Bushes, trees and lockers were deemed security hazards and removed. Security gates and metal detectors were installed. School officials hired more security personnel and cut back students’ freedom of movement on campus dramatically. The school implemented “sweeps,” which meant any student without a signed pass found outside of class or the designated eating area would be escorted to a room called the “tank,” where they would be detained for the remainder of the school day. Students who violated restrictive rules related to movement on campus faced heavy discipline, which included an automatic parent conference followed by up to five days of out-of-school suspension.
Teachers and students began to voice concerns about the tightened security to each other and protested to the administration. All this set up an interesting case for us to examine as field researchers who study conflict in organizations.

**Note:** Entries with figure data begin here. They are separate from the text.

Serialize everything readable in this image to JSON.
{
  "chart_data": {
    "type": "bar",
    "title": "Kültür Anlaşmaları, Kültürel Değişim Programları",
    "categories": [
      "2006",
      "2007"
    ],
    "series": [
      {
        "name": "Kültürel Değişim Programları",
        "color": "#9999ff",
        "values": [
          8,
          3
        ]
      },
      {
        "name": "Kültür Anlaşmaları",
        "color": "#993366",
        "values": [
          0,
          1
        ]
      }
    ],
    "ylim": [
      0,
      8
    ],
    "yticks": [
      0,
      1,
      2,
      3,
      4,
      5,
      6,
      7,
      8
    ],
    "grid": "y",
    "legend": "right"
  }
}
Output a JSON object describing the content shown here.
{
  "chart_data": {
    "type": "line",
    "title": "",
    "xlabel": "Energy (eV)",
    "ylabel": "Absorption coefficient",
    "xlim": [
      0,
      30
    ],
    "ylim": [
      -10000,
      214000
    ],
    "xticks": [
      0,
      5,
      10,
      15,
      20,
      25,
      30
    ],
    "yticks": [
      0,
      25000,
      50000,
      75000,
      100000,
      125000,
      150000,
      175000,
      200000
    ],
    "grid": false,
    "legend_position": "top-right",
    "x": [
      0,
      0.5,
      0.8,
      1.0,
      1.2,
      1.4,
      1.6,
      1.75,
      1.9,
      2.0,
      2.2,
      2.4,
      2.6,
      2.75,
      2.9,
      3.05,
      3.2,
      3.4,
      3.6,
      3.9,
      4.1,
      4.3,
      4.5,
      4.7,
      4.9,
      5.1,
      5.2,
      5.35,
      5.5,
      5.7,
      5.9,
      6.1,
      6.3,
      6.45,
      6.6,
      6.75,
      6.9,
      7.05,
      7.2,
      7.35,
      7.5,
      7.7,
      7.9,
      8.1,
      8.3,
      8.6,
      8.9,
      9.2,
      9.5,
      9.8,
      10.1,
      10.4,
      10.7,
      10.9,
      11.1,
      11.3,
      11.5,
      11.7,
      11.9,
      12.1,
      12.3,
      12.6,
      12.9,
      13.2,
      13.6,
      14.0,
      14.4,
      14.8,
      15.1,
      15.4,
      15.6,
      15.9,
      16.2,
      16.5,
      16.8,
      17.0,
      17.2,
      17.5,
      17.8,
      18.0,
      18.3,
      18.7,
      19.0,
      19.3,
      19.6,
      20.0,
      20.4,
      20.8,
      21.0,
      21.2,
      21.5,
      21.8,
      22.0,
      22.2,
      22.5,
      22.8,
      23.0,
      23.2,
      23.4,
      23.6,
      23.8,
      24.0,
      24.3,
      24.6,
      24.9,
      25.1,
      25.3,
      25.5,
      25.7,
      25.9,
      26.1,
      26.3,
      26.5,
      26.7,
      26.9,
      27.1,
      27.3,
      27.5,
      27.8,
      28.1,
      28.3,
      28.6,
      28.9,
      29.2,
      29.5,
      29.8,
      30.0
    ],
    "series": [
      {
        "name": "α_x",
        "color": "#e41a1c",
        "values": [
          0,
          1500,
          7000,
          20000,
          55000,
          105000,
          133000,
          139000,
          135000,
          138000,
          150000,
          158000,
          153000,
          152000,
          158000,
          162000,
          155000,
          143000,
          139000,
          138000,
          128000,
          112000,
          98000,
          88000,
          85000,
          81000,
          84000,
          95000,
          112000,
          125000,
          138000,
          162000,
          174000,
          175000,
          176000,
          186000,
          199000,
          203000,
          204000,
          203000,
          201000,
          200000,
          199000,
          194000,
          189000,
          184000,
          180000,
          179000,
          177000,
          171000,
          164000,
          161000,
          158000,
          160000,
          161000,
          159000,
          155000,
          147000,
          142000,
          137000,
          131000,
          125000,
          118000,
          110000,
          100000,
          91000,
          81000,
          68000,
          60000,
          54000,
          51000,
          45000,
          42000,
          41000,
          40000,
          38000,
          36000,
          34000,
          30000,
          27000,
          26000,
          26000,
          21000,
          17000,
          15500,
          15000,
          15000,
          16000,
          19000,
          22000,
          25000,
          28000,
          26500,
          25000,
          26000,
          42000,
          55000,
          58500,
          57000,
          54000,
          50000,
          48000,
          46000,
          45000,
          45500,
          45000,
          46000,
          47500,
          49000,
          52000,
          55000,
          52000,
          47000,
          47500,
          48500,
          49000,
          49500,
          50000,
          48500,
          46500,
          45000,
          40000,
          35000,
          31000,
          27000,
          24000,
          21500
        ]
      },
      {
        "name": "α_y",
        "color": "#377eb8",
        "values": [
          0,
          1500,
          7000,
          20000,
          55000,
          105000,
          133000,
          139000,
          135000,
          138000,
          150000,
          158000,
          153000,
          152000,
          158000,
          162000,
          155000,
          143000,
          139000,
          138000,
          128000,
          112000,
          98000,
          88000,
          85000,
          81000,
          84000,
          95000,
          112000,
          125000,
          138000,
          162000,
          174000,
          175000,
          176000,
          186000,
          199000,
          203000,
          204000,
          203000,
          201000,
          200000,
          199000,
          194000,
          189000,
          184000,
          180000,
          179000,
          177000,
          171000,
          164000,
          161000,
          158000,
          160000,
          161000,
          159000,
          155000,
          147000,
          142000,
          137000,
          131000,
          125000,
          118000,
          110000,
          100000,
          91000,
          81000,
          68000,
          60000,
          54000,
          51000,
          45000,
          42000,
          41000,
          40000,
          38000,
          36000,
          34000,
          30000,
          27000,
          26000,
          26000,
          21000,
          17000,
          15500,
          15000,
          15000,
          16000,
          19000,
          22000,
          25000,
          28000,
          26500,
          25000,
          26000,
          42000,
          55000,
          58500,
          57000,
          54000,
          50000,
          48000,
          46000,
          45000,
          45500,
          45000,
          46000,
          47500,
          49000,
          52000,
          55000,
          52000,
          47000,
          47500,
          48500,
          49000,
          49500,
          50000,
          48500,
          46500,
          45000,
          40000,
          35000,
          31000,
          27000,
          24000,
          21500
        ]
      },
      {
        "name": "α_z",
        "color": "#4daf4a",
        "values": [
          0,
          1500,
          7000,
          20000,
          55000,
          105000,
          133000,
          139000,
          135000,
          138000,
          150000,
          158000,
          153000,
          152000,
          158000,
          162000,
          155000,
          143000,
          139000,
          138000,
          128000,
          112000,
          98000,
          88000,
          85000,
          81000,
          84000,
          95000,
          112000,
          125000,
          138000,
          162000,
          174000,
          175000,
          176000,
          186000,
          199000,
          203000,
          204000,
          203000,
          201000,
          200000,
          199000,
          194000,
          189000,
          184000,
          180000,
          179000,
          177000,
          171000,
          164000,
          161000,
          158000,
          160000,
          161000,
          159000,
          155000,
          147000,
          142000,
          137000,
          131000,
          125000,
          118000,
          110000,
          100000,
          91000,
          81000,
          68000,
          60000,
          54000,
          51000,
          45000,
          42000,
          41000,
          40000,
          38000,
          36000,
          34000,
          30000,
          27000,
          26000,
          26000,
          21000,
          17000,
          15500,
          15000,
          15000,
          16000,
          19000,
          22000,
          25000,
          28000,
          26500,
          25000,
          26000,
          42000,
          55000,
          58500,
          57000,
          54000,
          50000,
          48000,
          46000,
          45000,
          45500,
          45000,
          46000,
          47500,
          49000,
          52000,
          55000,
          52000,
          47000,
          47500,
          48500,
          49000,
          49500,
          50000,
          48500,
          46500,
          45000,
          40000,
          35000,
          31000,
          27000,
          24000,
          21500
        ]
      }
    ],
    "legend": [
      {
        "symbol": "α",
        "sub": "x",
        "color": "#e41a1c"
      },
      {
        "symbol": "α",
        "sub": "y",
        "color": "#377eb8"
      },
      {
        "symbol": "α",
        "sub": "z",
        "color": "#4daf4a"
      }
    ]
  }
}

Ironically, what we found is that the tightened security measures eroded the ethos of trust that facilitated peace among students. Notably, whereas before students settled conflict peacefully among themselves, now peer violence increased on campus, which is something we discovered in our field research and that was corroborated with school district and local law enforcement data. The average annual number of police calls from the campus nearly quadrupled after the implementation of the new security measures. Before the tightened security, school district data revealed that the school was as safe as any in the district, including suburban schools in the surrounding area.